Pour écarter ce positivisme sans perdre aucun de ses
bénéfices, la démographie devrait contribuer à
une novation qui serait bénéfique pour toute les sciences
sociales. Il s'agirait, en somme de se libérer de l'idée
qu'en matière de recensement - comme en tout autre domaine - un
Etat, un territoire, une population, etc. désignent partout des
réalités équivalentes. Des longues investigations
que j'ai pu mener dans diverses sciences sociales, j'ai tiré, à
ce propos, quelques conclusions sur la consistance sociale des peuples
qu'un texte ci-annexé résume. Elles indiquent que, dans leur
histoire multi-millénaire, les peuples ont pris trois formes, toutes
vivantes ou survivantes dans le monde actuel et riches de boucles complexes
: tribu / ethnie / nation. La nation qu'il ne faut pas confondre
avec la nationalité juridique imprimée par l'Etat sur sa
population, n'est aujourd'hui bien formée que dans 40 ou 50 Etats
tout au plus, ceux, notamment, dont les capacités statistico-démographiques
sont satisfaisantes. Ceux, également, d'où proviennent les
étrangers aisément situables par les études d'ascendance
visant à comprendre comment telle nation s'étoffe d'éléments
immigrés.
La caractérisation des migrants en provenance d'Etats
(et, naguère, de colonies) où les peuples n'ont pas encore
pris forme de nations pose un problème qui intéresse
de nombreuses sciences sociales : qu'en est-il des populations vivant dans
ces Etats ? et même : qu'en est-il au juste des nations supposées
"mûres" ? Autrement dit, comment identifier et classer les peuples
de forme nationale, ethnique ou tribale ? Au vrai, la démographie
et l'ethnologie ont à résoudre, de concert, ces questions,
par un effort d'objectivation des repères essentiels de la nation,
de l'ethnie ou de la tribu, effort dont l'ampleur ne peut être
comparée qu'à l'immense travail des économistes des
années 1930-50 qui bâtirent les nomenclatures initiales des
comptabilités économiques "nationales" et les statistiques
internationales du commerce, de la finance, etc.
J'entends bien que, dans son principe même, une telle
recherche soulèverait d'immenses débats et que leurs conclusions
théoriques et méthodologiques seraient d'atteinte difficile.
Mais, à l'orée d'un siècle où quelques centaines
(ou milliers ?) de peuples s'ébrouent belliqueusement derrière
le grillage des 200 Etats qui se partagent le territoire planétaire,
est-il recherche plus utile pour stimuler les sciences économiques,
politiques et culturelles ?
En attendant que ces recherches aient commencé d'aboutir,
elles pourraient être suppléées et stimulées
par des expédients raisonnables, permettant d'explorer statistiquement
les ascendances et les "origines" sans aucun vertige.
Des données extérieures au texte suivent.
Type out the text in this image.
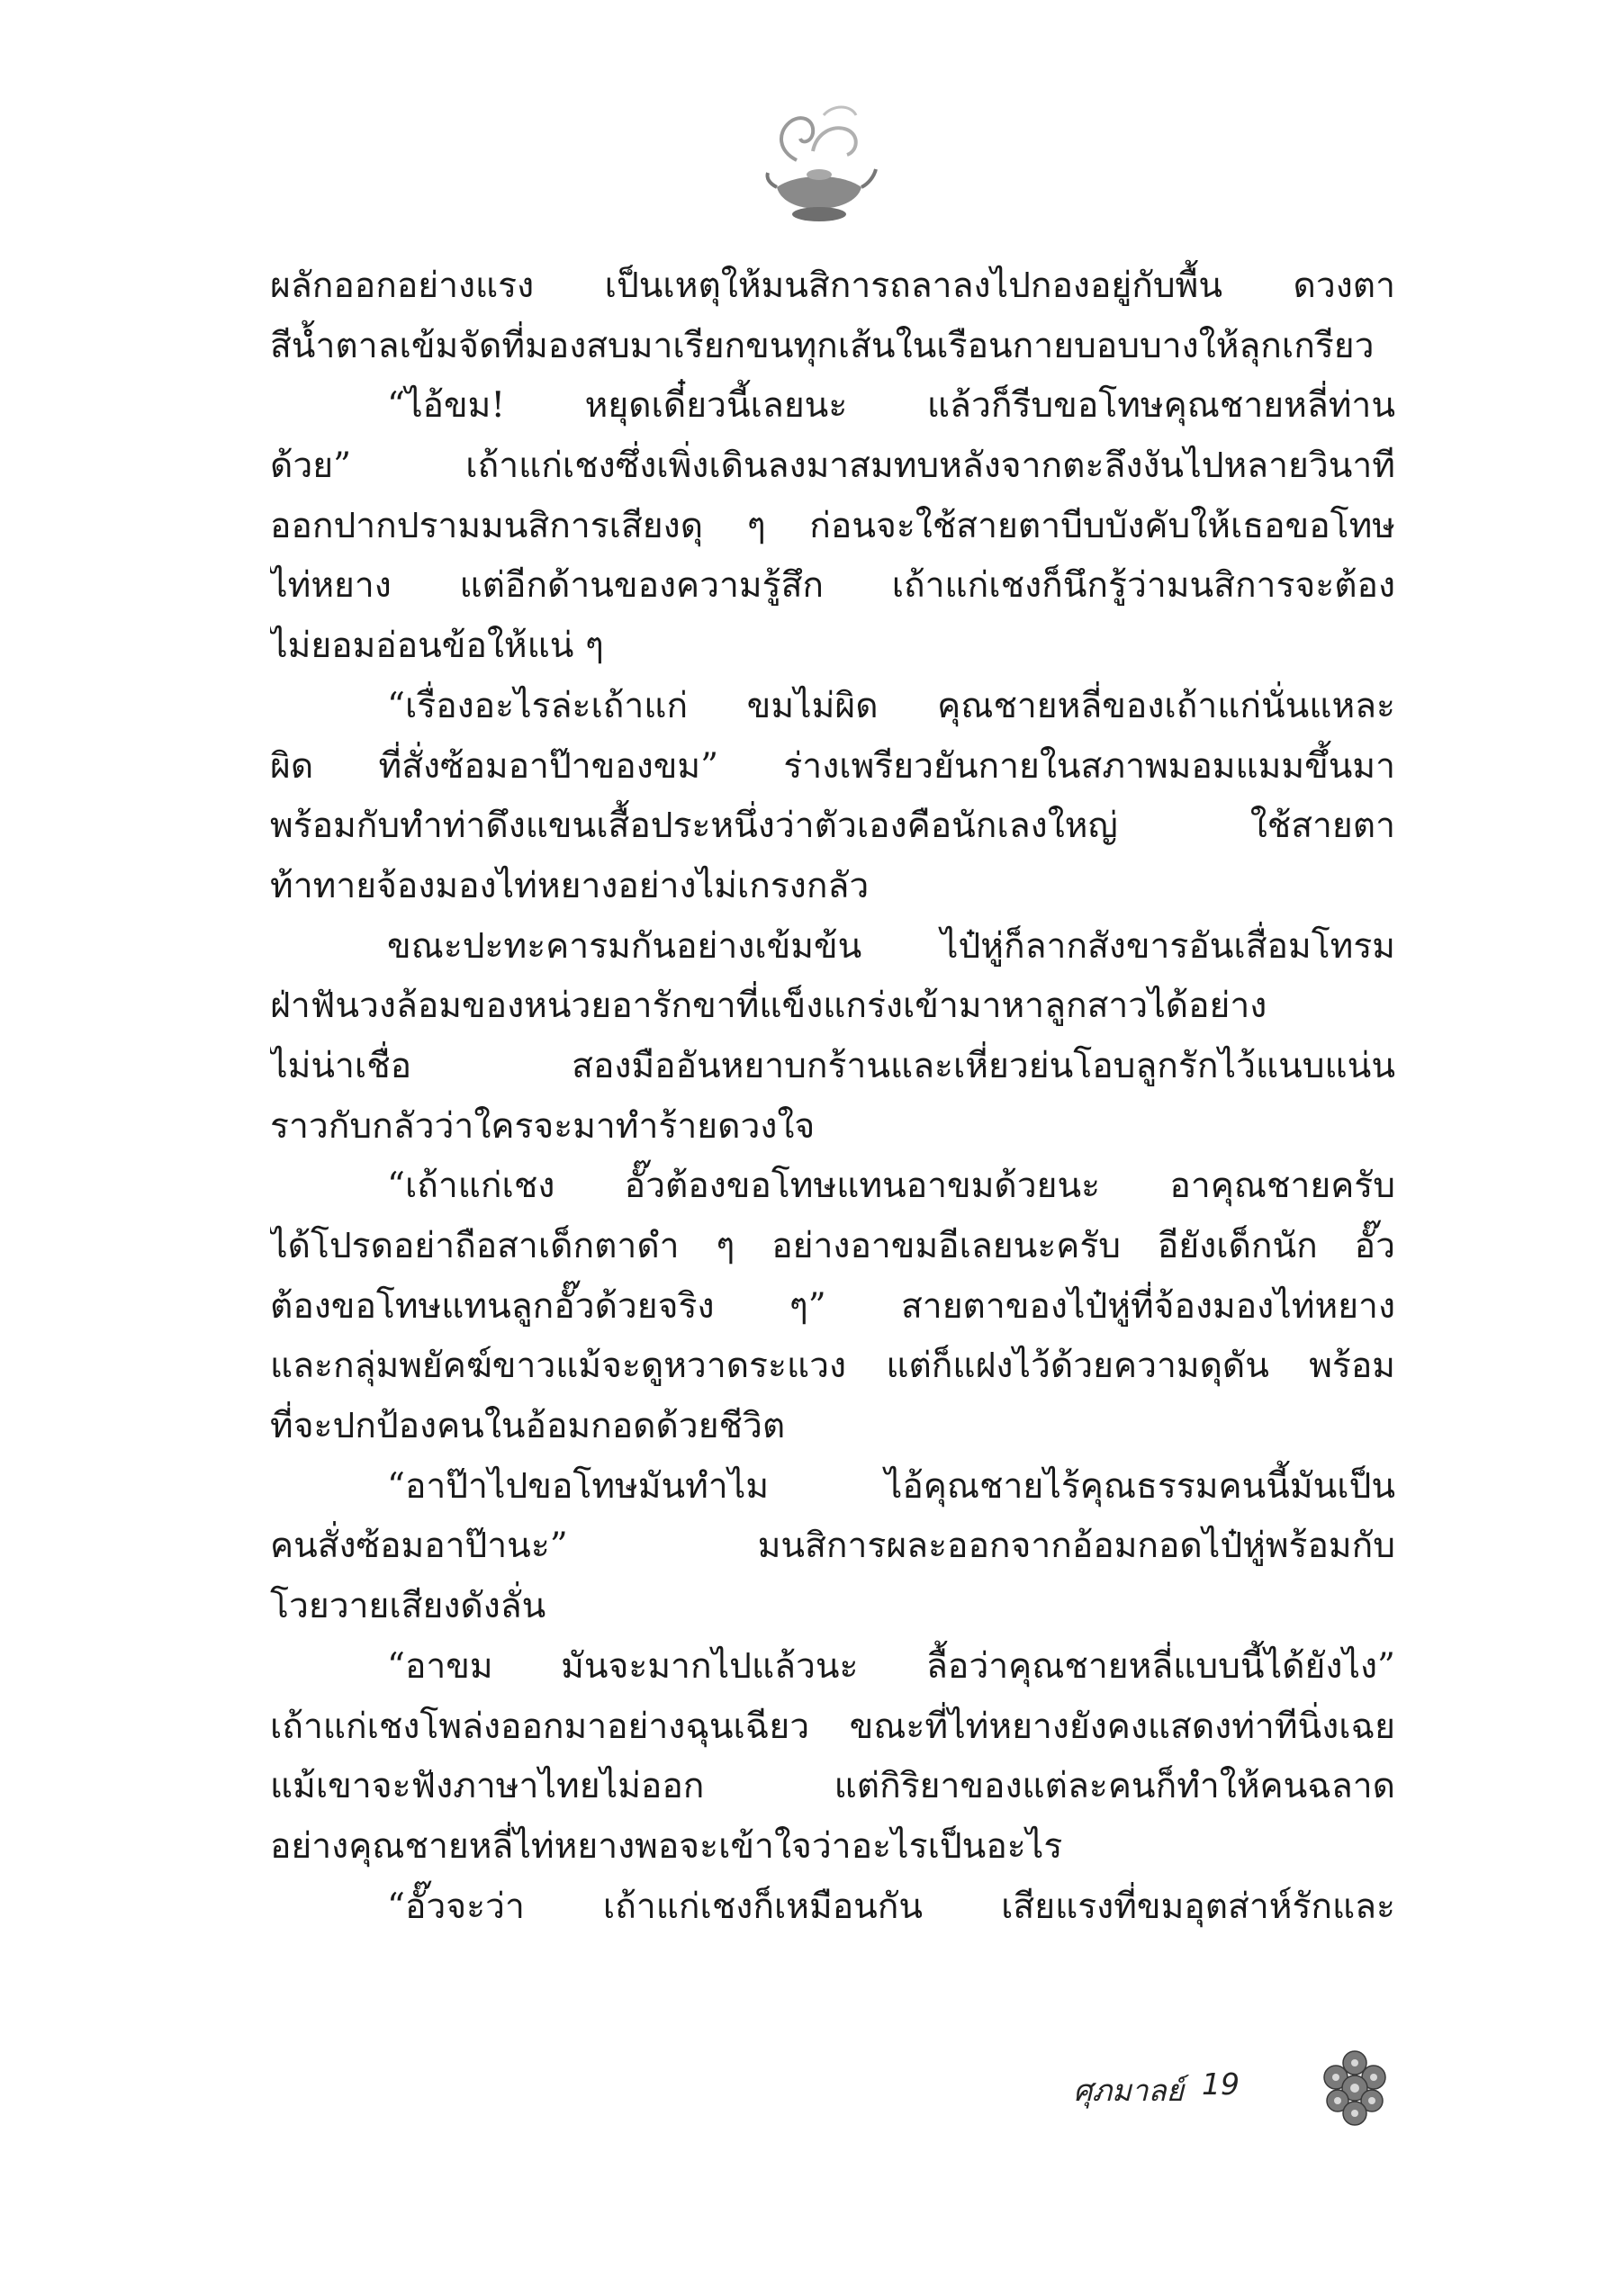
ผลักออกอย่างแรง เป็นเหตุให้มนสิการถลาลงไปกองอยู่กับพื้น ดวงตา
สีน้ำตาลเข้มจัดที่มองสบมาเรียกขนทุกเส้นในเรือนกายบอบบางให้ลุกเกรียว
“ไอ้ขม! หยุดเดี๋ยวนี้เลยนะ แล้วก็รีบขอโทษคุณชายหลี่ท่าน
ด้วย” เถ้าแก่เชงซึ่งเพิ่งเดินลงมาสมทบหลังจากตะลึงงันไปหลายวินาที
ออกปากปรามมนสิการเสียงดุ ๆ ก่อนจะใช้สายตาบีบบังคับให้เธอขอโทษ
ไท่หยาง แต่อีกด้านของความรู้สึก เถ้าแก่เชงก็นึกรู้ว่ามนสิการจะต้อง
ไม่ยอมอ่อนข้อให้แน่ ๆ
“เรื่องอะไรล่ะเถ้าแก่ ขมไม่ผิด คุณชายหลี่ของเถ้าแก่นั่นแหละ
ผิด ที่สั่งซ้อมอาป๊าของขม” ร่างเพรียวยันกายในสภาพมอมแมมขึ้นมา
พร้อมกับทำท่าดึงแขนเสื้อประหนึ่งว่าตัวเองคือนักเลงใหญ่ ใช้สายตา
ท้าทายจ้องมองไท่หยางอย่างไม่เกรงกลัว
ขณะปะทะคารมกันอย่างเข้มข้น ไป๋หู่ก็ลากสังขารอันเสื่อมโทรม
ฝ่าฟันวงล้อมของหน่วยอารักขาที่แข็งแกร่งเข้ามาหาลูกสาวได้อย่าง
ไม่น่าเชื่อ สองมืออันหยาบกร้านและเหี่ยวย่นโอบลูกรักไว้แนบแน่น
ราวกับกลัวว่าใครจะมาทำร้ายดวงใจ
“เถ้าแก่เชง อั๊วต้องขอโทษแทนอาขมด้วยนะ อาคุณชายครับ
ได้โปรดอย่าถือสาเด็กตาดำ ๆ อย่างอาขมอีเลยนะครับ อียังเด็กนัก อั๊ว
ต้องขอโทษแทนลูกอั๊วด้วยจริง ๆ” สายตาของไป๋หู่ที่จ้องมองไท่หยาง
และกลุ่มพยัคฆ์ขาวแม้จะดูหวาดระแวง แต่ก็แฝงไว้ด้วยความดุดัน พร้อม
ที่จะปกป้องคนในอ้อมกอดด้วยชีวิต
“อาป๊าไปขอโทษมันทำไม ไอ้คุณชายไร้คุณธรรมคนนี้มันเป็น
คนสั่งซ้อมอาป๊านะ” มนสิการผละออกจากอ้อมกอดไป๋หู่พร้อมกับ
โวยวายเสียงดังลั่น
“อาขม มันจะมากไปแล้วนะ ลื้อว่าคุณชายหลี่แบบนี้ได้ยังไง”
เถ้าแก่เชงโพล่งออกมาอย่างฉุนเฉียว ขณะที่ไท่หยางยังคงแสดงท่าทีนิ่งเฉย
แม้เขาจะฟังภาษาไทยไม่ออก แต่กิริยาของแต่ละคนก็ทำให้คนฉลาด
อย่างคุณชายหลี่ไท่หยางพอจะเข้าใจว่าอะไรเป็นอะไร
“อั๊วจะว่า เถ้าแก่เชงก็เหมือนกัน เสียแรงที่ขมอุตส่าห์รักและ
ศุภมาลย์ 19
En effet, les Etats
que les institutions onusiennes classent parmi les producteurs de statistiques
de première qualité pourraient être tenus pour porteurs
de nations proprement dites (et d'enclaves minoritaires bien repérables),
cependant que les quelques 150 autres Etats pourraient être considérés
comme le siège d'ethnogénèses diversement avancées,
voire de séquelles tribales encore manifestes, si bien que les migrants
en provenant auraient à être regroupés sous d'autres
rubriques. Il me semble que leur rassemblement par grandes zones de civilisation
serait pertinent, tant que les nomenclatures souhaitées ci-avant
resteraient en chantier.
Bref, je tiens que la démographie pourrait déployer
ses capacités de stimulation et de synthèse de recherches
menées par les autres sciences sociales, si, ayant affirmé
sa vigueur comme science de la population, elle ambitionnait de devenir
la science du peuplement dont chaque population est issue. Si, donc, elle
maîtrisait pleinement l'historicité de son objet, comme il
convient à une science sociale de plein exercice.